Picture it: Delaware County, Pennsylvania, 1999.
A remarkably tall 6th-grader clad in a navy blue plaid jumper and sky blue short-sleeved blouse listens to the Rent Original Broadway Cast album on her discman on the 5-minute bus ride to her Catholic grade school. Classes are a little shorter today thanks to First Friday Mass, where she enthusiastically leads the Responsorial Psalm accompanied by her beloved, guitar-strumming music teacher. Later in religion class, she learns that it will be time to choose Confirmation saints soon, and she is psyched. Unfortunately, there will be no time for Carmen Sandiego in computer class next week, because instead, the sixth grade will be using the period to type up their saints’ biographies on Windows 98. Fair enough. After school, she breaks out her Lives of the Saints book to commence her research before pizza and TGIF. There is a patron saint of music?! Are you serious?! Life is good.
I cannot help but smile looking back at 11-year-old me, truly earnest in my search for a Confirmation saint who reflected and encouraged the person God made me to be…or at least one who reflected what I understood so far about the person God made me to be. I love that 11-year-old. Music was my life, my identity, so to learn of St. Cecilia, this courageous woman who “sang to God in her heart” when life was hard, meant a great deal. There are musical compositions dedicated to her, musical institutions founded in her honor, and artistic images depicting her singing and playing instruments. From my earliest memories, music has connected me to myself, other people, and the Spirit in a way nothing else could. And singing, both within and outside liturgy, helped me find my voice as well as an outlet for expression that has made Church a home for me since I was a child. Cecilia got me.
Upon discovering St. Cecilia for the first time, I’m sure I read and even wrote about her admiringly as a “virgin martyr.” But how could a sixth-grader even begin to comprehend the significance—or the complex darkness—of such a title? Once I became old enough and interested enough to pursue greater knowledge of her story, my response was mixed. On one hand, my heightened awareness of the profound persecution faced by early Christians deepened my awe at her devotion to Christ. At the same time, I experienced strong reactions to the role Cecilia’s legacy plays in Catholic women’s fraught relationships with our bodies to this day. It became clear that while St. Cecilia is understood to have been a historical figure, much of her story had been romanticized and dramatized for effect within a culture that praised perpetual virginity as the ultimate sign of holiness for a woman. Over the years, therefore, Cecilia and I sort of “lost touch,” so to speak.

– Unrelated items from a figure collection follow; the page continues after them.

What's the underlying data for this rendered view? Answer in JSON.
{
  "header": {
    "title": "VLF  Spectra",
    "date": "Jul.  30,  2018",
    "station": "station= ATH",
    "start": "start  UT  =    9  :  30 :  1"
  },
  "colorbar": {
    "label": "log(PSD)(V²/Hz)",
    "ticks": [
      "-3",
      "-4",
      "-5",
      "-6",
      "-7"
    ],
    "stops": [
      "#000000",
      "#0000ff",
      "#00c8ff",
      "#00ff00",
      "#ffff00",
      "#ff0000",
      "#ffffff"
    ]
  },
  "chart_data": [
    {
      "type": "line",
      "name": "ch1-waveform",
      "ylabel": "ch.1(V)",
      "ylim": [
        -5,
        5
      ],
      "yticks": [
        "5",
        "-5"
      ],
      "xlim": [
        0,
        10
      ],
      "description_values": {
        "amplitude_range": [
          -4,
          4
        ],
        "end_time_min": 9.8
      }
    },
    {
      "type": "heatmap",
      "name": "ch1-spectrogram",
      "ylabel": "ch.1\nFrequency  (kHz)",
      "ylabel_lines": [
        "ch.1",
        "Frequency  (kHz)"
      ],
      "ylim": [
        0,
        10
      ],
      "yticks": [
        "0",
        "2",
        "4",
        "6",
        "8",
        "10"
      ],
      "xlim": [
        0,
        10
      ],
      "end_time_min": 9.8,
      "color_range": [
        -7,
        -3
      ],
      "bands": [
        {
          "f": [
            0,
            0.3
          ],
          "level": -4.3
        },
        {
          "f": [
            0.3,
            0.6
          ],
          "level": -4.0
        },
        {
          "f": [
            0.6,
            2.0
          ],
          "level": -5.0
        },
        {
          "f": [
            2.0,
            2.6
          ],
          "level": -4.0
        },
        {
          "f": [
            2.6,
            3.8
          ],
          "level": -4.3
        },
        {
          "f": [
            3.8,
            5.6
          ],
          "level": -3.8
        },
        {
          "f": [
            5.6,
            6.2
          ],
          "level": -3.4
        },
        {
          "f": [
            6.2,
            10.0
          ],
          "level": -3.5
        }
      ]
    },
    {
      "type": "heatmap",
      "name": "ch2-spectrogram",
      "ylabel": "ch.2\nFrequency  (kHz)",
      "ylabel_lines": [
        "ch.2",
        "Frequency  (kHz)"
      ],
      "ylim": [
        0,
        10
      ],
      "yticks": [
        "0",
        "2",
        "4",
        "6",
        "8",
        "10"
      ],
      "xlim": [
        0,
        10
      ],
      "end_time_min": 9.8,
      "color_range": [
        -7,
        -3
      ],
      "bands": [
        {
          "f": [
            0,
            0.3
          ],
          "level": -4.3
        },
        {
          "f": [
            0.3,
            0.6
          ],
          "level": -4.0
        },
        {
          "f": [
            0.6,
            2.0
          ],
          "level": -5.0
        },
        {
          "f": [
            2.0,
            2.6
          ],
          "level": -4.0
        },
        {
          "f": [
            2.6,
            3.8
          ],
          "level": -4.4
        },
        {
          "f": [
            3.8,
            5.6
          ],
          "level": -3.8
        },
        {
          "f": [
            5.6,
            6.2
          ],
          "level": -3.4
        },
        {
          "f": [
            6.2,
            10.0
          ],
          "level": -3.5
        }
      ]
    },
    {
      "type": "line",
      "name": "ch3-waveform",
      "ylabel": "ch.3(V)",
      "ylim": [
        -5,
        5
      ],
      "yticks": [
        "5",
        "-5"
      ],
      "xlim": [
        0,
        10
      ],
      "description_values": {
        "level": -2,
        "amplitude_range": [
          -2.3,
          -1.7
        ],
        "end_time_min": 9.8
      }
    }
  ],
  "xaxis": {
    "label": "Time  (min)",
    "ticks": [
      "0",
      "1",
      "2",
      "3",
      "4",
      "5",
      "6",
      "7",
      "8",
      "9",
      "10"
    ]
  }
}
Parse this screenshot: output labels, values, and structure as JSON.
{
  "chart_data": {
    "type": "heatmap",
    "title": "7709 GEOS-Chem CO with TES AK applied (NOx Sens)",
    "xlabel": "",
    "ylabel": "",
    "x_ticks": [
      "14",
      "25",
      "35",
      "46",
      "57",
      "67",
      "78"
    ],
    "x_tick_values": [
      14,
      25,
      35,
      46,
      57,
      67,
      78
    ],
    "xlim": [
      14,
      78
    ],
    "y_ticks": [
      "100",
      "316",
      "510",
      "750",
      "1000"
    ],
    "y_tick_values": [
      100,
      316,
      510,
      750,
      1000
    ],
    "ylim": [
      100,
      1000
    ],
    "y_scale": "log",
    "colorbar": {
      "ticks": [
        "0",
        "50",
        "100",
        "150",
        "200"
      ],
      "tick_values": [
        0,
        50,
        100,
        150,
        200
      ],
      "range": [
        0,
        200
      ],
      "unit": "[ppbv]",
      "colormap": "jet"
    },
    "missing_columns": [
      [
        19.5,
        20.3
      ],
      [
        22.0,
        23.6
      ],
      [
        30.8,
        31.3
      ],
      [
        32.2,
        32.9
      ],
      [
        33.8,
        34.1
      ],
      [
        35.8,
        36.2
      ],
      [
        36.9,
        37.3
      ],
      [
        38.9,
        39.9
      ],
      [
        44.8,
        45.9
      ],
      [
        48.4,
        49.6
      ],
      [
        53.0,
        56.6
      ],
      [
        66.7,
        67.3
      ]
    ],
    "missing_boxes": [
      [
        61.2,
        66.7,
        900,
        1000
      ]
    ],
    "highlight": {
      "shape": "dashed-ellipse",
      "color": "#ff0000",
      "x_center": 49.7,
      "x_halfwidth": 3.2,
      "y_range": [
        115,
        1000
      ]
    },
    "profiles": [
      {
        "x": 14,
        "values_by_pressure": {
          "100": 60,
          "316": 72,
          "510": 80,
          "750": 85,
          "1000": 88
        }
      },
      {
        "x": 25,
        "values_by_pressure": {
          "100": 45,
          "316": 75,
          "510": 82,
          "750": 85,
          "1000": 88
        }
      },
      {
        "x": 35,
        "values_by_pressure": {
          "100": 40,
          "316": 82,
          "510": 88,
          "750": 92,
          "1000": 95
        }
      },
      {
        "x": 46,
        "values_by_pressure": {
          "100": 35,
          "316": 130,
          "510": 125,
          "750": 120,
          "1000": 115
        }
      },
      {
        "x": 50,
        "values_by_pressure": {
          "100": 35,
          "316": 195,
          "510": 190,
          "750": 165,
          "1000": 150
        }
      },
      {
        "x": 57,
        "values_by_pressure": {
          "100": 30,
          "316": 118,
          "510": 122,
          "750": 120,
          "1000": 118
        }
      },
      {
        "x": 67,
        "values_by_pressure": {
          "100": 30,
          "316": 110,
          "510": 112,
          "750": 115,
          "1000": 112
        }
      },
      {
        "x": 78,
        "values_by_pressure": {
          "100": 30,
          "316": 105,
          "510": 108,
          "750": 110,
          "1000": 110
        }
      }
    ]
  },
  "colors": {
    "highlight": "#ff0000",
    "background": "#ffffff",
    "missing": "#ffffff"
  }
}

This past summer, I was blessed with the wonderful opportunity to travel on pilgrimage to Rome with a group of students and colleagues, including a visit to the beautiful fifth-century church, St. Cecilia in Trastevere. Upon our entrance into the shady narthex in the height of another 90+-degree day, we stumbled upon a professional orchestra rehearsing for a concert. Glorious. I felt our Spirit of surprises there with me, dancing to the story of my ever-unfolding vocation: music and students and friends and Godself. One of my favorite, music-loving, question-asking students and I took silly, excited selfies outside the church, dedicated to our shared Confirmation saint. And I remembered 11-year-old me…and courageous Cecilia…both singing to God in their hearts when life was hard.
As with most sacred stories, there are meaningful truths worth cherishing in Cecilia’s, alongside the real problems that come with emulating someone from the second or third century. Along with all my questions and challenges, this Catholic musician is grateful for Cecilia’s inspiration and for God’s gift of music that connects us with the Spirit within, among, and beyond us.
Such a touching and graceful reflection sparked by a fortuitous visit to St Cecilia church that opens the writer and thus the reader into a greater awareness of Faith 's possibilities through this sacred story.